Löschpflichten von Host-Providern: Lässt der EuGH Face­book und Co. aus der Ver­ant­wor­tung?

Gastbeitrag von Elena Lehrke

13.02.2019

Die Löschpflichten sozialer Netzwerke werden nach wie vor heiß diskutiert. Eine Vorlage des österreichischen Obersten Gerichtshofs könnte nun das Ende der deutschen Störerhaftung für Host-Provider wie Facebook bedeuten, meint Elena Lehrke.

Müssen Plattformbetreiber ihre Portale aktiv nach rechtswidrigen Inhalten durchforsten? Am heutigen Mittwoch geht der Europäische Gerichtshof (EuGH) genau dieser Frage nach, wenn er über eine Vorlage aus Österreich verhandelt, welche die Störerhaftung von Host-Providern grundsätzlich in Frage stellt. Facebook und andere Plattformbetreiber könnten in Zukunft nur noch verpflichtet sein, konkret beanstandete Posts zu löschen, ohne weitere Maßnahmen zu ergreifen.

Konkret geht es um das Verbot, Anbietern von Internetdiensten allgemeine Verpflichtungen zur Überwachung von Informationen und proaktive Nachforschungspflichten aufzuerlegen. Dazu hat der Österreichische Oberste Gerichtshof (OGH) den EuGH zur Auslegung des Artikel 15 der E-Commerce-Richtlinie angerufen.

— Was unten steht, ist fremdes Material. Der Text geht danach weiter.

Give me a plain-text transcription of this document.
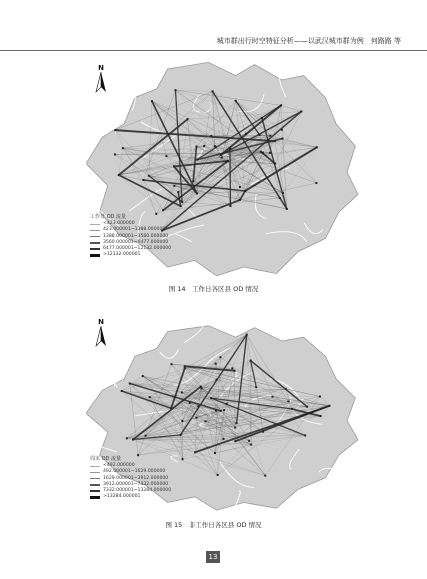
城市群出行时空特征分析——以武汉城市群为例　何路路 等
N
工作日 OD 流量
<423.000000
423.000001~1388.000000
1388.000001~3560.000000
3560.000001~6477.000000
6477.000001~12132.000000
>12132.000001
图 14　工作日各区县 OD 情况
N
周末 OD 流量
<492.000000
492.000001~1629.000000
1629.000001~3912.000000
3912.000001~7332.000000
7332.000001~13284.000000
>13284.000001
图 15　非工作日各区县 OD 情况
13
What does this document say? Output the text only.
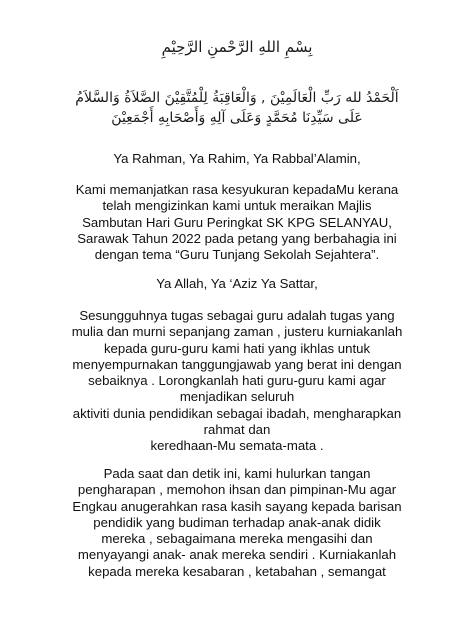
بِسْمِ اللهِ الرَّحْمنِ الرَّحِيْمِ
اَلْحَمْدُ لله رَبِّ الْعَالَمِيْنَ , وَالْعَاقِبَةُ لِلْمُتَّقِيْنَ الصَّلاَةُ وَالسَّلاَمُ
عَلَى سَيِّدِنَا مُحَمَّدٍ وَعَلَى آلِهِ وَأَصْحَابِهِ أَجْمَعِيْنَ
Ya Rahman, Ya Rahim, Ya Rabbal’Alamin,
Kami memanjatkan rasa kesyukuran kepadaMu kerana
telah mengizinkan kami untuk meraikan Majlis
Sambutan Hari Guru Peringkat SK KPG SELANYAU,
Sarawak Tahun 2022 pada petang yang berbahagia ini
dengan tema “Guru Tunjang Sekolah Sejahtera”.
Ya Allah, Ya ‘Aziz Ya Sattar,
Sesungguhnya tugas sebagai guru adalah tugas yang
mulia dan murni sepanjang zaman , justeru kurniakanlah
kepada guru-guru kami hati yang ikhlas untuk
menyempurnakan tanggungjawab yang berat ini dengan
sebaiknya . Lorongkanlah hati guru-guru kami agar
menjadikan seluruh
aktiviti dunia pendidikan sebagai ibadah, mengharapkan
rahmat dan
keredhaan-Mu semata-mata .
Pada saat dan detik ini, kami hulurkan tangan
pengharapan , memohon ihsan dan pimpinan-Mu agar
Engkau anugerahkan rasa kasih sayang kepada barisan
pendidik yang budiman terhadap anak-anak didik
mereka , sebagaimana mereka mengasihi dan
menyayangi anak- anak mereka sendiri . Kurniakanlah
kepada mereka kesabaran , ketabahan , semangat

Eine österreichische Politikerin war auf Facebook u.a. als "korrupter Trampel" und "miese Volksverräterin" bezeichnet worden. Die Politikerin verklagte Facebook auf Unterlassung. Die Vorinstanz verpflichtete die Plattform nicht nur, die Veröffentlichung von konkret beanstandeten Kommentaren zu unterlassen, sondern auch wort- und sinngleiche Inhalte zu löschen (Oberlandesgericht Wien, Beschl. v. 26.04.2017, 5 R 5/17t). Der OGH legte dem EuGH die Frage vor, ob letzteres den Mitgliedsstaaten verboten sei. Darüber hinaus möchte der OGH wissen, ob eine Verpflichtung zur Nachforschung territorial oder auf den jeweiligen Autor der Information zu begrenzen sei.

Die Brisanz der Vorlagefrage besteht auch in der Reichweite der anstehenden Entscheidung. Eine weite Auslegung des Verbots proaktiver Verhinderungspflichten – also aktiv nach rechtswidrigen Inhalten zu suchen – würde sich nicht auf Social Media-Anbieter beschränken, sondern beträfe auch andere Anbieter von Internetdiensten, etwa Plattformbetreiber wie Ebay, ebenso wie Sharehoster, also Plattformen, auf denen urheberrechtlich geschützte Werke unmittelbar und ohne vorherige Anmeldung gespeichert werden können.

BGH legt Verbot eng aus     

Das Verbot, Anbietern solche proaktive Verhinderungspflichten aufzuerlegen – in Deutschland umgesetzt in § 7 Absatz 2 Telemediengesetz – wird in der deutschen Rechtsprechung bislang eng ausgelegt. Nach Ansicht des Bundesgerichtshofs (BGH) haftet der Host-Provider grundsätzlich nicht für fremde Inhalte, er ist also kein Gehilfe, sondern allenfalls mittelbarer Störer. Ihn trifft daher keine allgemeine proaktive Prüfungspflicht von Inhalten (BGH, Urt. v. 27.02. 2018, Beschl. v. VI ZR 489/16).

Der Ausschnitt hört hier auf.